Professor Arndt Bode and his Munich colleagues are unwilling to join in on the hype around GPU acceleration and will make do without the NVIDIA M2050-Tesla cards offered especially for iDataPlex systems – maybe they are not compatible with high temperature cooling.
While the Sandy Bridge-EP Xeons – which, judging by the timing of their launch, will arrive in the new LGA2011 housings – are slated for the third or fourth quarter of 2011, according to Intel boss Paul Otellini, the delivery of the desktop and mobile versions is in full swing. Otellini made this statement at the Barclays Capital Global Technology Conference, where he celebrated 2010 as the best year for Intel “ever” with $2 of profit per share. The launch of the new processors will probably take place at CES at the beginning of January, at least for the Core i7 and i5 class. And it’s about time, because the Sandy Bridge successor Ivy Bridge, manufactured using the 22-nm process as Otellini proudly announced, is already getting itchy feet; the first prototypes are “up and running”.
No AVX for XP and Vista
Sandy Bridge is supposed to shake up the markets with the fastest volume increase in Intel’s history, thanks to its integrated graphics – which Intel now officially calls processor graphics. This is at first targeted primarily at notebooks and office PCs; however, many companies will first have to upgrade to Windows 7 SP1, at least, if they wish to take advantage of AVX. Those sticking with XP or Vista will be left out in the cold. However, Service Pack 1, required for AVX support, is currently still only available as a release candidate, with the RTM slated for 2011. Linux is a step ahead here – the kernel has been AVX-ready since version 2.6.30.

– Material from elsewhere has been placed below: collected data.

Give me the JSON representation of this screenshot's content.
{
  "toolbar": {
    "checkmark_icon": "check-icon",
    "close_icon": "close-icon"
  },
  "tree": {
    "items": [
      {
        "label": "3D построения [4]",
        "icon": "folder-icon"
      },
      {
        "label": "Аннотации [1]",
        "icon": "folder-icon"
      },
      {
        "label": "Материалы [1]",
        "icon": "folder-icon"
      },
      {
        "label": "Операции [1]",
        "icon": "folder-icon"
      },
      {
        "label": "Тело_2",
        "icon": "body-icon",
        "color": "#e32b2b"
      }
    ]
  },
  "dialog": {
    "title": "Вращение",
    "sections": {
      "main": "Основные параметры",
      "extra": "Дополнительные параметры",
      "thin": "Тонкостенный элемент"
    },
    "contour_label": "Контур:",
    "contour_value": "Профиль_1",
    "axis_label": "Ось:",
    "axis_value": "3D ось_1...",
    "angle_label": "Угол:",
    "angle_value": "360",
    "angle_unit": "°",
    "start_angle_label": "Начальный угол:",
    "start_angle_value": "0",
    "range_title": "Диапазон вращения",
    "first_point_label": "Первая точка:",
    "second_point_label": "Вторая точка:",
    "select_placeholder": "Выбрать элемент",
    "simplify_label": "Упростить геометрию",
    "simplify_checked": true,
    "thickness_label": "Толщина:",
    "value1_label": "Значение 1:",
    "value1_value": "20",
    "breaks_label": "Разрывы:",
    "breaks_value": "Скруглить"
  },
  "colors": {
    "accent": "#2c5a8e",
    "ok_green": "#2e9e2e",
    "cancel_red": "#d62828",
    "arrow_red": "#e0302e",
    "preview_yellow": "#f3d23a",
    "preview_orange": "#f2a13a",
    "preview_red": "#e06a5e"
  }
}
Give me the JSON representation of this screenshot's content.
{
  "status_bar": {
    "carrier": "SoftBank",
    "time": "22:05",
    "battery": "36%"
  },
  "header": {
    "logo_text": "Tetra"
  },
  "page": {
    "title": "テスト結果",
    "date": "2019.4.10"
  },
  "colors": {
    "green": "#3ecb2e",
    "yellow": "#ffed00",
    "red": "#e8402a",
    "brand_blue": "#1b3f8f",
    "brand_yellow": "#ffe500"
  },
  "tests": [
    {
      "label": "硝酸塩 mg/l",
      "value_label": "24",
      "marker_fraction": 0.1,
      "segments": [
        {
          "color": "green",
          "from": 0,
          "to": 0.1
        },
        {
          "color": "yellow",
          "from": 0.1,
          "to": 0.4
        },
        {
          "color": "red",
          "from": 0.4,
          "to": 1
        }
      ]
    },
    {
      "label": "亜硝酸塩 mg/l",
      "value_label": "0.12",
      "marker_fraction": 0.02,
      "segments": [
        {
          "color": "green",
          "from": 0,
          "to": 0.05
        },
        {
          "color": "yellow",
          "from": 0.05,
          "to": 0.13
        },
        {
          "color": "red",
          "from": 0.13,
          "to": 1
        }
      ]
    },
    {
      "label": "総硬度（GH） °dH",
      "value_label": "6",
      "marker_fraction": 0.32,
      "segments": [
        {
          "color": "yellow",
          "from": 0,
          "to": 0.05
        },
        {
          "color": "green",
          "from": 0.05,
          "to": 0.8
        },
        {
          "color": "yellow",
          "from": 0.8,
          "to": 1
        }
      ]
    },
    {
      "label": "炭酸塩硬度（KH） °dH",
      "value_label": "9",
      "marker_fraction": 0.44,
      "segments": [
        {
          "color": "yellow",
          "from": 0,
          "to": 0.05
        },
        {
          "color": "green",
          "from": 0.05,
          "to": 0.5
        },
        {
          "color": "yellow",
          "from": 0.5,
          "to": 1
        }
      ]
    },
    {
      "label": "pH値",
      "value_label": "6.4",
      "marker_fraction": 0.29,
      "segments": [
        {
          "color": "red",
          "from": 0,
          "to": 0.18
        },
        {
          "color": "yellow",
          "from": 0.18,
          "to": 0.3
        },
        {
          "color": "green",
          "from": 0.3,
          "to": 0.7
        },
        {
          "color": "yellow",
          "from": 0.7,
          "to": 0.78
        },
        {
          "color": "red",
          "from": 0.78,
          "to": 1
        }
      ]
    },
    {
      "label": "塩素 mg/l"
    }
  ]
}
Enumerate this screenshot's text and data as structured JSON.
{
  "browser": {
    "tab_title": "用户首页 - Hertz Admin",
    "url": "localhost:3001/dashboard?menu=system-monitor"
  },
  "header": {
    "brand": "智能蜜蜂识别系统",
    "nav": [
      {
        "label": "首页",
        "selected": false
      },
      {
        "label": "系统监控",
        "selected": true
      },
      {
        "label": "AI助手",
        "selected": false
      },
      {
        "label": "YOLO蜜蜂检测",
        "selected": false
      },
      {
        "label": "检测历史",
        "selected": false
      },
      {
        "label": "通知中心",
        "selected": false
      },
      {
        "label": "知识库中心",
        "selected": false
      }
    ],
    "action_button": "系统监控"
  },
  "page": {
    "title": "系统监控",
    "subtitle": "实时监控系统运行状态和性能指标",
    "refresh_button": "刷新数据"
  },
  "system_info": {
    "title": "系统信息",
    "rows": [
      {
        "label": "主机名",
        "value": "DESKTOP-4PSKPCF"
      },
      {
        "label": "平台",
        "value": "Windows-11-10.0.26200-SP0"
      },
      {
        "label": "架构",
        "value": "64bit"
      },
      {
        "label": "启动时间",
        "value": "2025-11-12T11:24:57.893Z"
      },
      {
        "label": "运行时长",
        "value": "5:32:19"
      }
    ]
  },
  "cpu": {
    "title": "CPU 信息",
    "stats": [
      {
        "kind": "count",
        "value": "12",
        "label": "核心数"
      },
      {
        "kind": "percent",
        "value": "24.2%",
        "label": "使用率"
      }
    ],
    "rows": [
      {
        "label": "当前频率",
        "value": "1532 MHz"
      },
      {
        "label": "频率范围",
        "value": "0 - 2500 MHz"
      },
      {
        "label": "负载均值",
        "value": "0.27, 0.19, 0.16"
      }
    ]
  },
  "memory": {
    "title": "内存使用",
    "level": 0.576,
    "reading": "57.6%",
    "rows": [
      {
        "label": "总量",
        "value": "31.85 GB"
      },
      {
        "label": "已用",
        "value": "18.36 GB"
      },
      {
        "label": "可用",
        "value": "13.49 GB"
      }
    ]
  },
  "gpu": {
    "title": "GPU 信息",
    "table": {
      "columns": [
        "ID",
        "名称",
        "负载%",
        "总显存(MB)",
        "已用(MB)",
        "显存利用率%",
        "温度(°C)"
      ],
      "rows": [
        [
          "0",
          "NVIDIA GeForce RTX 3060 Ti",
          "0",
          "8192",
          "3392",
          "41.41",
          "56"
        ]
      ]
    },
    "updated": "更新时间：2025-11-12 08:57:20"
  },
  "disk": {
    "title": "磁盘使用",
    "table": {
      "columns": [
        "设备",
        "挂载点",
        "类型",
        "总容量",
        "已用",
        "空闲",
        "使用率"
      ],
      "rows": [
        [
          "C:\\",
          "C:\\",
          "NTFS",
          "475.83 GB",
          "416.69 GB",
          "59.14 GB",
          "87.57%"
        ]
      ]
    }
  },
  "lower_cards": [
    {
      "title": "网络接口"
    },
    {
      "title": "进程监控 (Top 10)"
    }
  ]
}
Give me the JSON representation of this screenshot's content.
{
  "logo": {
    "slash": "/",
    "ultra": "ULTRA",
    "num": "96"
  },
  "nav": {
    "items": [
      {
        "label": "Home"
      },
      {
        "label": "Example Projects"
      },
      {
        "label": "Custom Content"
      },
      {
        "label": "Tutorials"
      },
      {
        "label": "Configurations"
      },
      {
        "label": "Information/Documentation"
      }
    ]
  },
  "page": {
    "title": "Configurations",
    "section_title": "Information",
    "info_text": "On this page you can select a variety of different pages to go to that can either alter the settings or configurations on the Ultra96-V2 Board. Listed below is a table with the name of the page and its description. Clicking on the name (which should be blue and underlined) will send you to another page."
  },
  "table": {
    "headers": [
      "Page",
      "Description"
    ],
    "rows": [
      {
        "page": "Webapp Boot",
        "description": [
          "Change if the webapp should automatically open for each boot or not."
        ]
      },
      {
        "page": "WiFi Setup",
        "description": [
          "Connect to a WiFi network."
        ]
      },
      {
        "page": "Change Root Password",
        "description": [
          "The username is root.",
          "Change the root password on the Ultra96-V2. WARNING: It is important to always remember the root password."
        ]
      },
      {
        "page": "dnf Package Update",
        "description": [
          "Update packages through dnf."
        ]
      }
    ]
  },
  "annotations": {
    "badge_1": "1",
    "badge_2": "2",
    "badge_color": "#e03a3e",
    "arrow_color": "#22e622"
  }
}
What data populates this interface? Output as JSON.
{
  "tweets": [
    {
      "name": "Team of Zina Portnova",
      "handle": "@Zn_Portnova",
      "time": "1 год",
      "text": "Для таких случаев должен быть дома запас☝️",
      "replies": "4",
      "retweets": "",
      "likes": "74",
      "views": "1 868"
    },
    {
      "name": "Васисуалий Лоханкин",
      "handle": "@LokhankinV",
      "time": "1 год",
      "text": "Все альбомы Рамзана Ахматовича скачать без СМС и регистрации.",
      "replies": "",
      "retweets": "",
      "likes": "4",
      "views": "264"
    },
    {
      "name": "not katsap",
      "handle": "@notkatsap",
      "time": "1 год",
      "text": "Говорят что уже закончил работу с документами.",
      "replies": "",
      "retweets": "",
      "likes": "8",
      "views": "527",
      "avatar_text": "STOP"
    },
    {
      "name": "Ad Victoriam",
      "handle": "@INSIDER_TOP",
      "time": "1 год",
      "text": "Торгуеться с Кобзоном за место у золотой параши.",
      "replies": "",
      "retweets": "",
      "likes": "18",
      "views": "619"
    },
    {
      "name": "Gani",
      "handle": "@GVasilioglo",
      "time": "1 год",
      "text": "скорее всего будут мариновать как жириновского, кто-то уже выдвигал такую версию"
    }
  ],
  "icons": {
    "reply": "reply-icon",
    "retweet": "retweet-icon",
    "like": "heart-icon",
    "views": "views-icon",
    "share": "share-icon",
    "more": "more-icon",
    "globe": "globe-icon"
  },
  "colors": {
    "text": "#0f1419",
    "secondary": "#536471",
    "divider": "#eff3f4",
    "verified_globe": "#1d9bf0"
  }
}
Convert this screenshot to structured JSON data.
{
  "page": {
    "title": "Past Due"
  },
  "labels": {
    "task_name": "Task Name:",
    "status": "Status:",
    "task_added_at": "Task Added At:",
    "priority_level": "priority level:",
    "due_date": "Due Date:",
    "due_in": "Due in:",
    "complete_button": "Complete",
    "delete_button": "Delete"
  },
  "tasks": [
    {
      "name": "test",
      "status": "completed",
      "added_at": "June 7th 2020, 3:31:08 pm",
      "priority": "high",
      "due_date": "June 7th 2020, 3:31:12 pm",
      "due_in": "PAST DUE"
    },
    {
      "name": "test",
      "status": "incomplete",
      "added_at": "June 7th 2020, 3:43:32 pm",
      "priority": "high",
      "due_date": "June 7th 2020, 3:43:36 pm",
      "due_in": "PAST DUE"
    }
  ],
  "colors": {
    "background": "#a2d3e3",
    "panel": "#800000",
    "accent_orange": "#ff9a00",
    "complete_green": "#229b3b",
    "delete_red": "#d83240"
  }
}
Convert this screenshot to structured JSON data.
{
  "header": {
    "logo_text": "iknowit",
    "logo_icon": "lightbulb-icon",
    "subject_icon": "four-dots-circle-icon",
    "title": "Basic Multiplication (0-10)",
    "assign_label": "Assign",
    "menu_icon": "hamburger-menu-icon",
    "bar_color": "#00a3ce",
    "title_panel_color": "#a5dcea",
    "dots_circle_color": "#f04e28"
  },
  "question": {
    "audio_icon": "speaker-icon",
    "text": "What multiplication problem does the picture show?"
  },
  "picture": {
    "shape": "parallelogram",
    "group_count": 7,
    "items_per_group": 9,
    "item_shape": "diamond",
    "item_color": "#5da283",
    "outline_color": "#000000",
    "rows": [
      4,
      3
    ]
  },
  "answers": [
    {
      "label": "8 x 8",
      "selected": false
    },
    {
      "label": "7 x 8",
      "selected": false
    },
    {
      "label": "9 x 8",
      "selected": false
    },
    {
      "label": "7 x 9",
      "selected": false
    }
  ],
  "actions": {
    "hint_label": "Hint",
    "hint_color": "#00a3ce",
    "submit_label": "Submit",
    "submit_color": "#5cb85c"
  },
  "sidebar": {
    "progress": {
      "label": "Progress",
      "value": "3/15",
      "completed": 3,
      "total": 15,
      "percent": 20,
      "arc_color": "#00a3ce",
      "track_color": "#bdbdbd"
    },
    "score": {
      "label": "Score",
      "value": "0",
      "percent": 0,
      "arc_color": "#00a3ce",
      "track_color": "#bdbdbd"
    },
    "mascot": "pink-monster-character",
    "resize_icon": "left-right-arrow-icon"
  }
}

Something Else: Copper Peak
During past presentations of the upcoming PC interface called “Light Peak” Intel had been very proud that the affordable technology for everyone will manage 10 Gbit/s via an optical cable. Supposedly, Apple intends to install Light Peak into notebooks in 2011. According to a patent draft, a MagSafe charging plug with additional optical fibers could link with docking stations.
But now, rumour has it that the first Light Peak generation will remain dark, because instead of optical fibers common copper wires will be used – Copper Peak, so to speak. Intel didn’t want to comment on this rumour nor on the patent conflict between Avago Technologies and IPtronics, Intel’s partners for Light Peak.
The GPUs in Intel’s upcoming desktop processors hardly likely to threaten the market of the fast DirectX 11 graphics cards from NVIDIA and AMD, especially since only the most expensive, overclockable “K” versions of Sandy Bridge will be blessed with 12 shader units. All the rest will only have six. The mobile processor GPUs are more powerful and will all have 12 cores – enough for Apple, as was unofficially reported: in the future, Intel graphics are supposed to replace NVIDIA chips in many MacBooks.
At the above-mentioned Barclays event, Otellini also announced a new campaign for the tablet PC sector, in which Intel plans to gain ground with Windows 7, Android and MeeGo during 2011. He barely mentioned the topic of smartphones, maybe because of last year’s shipwreck when partner LG jumped ship. The Moorestown (Atom Z600 / Lincroft) can’t beat ARM on this terrain, but its successor, Medfield, is supposed to help out: 32-nm SoC with a new core architecture called Saltwell. Otellini promised products from three as yet unnamed partners for the second half of 2011. Nonetheless, in the smartphone sector, he is preparing for a long march: “a marathon, not a sprint.”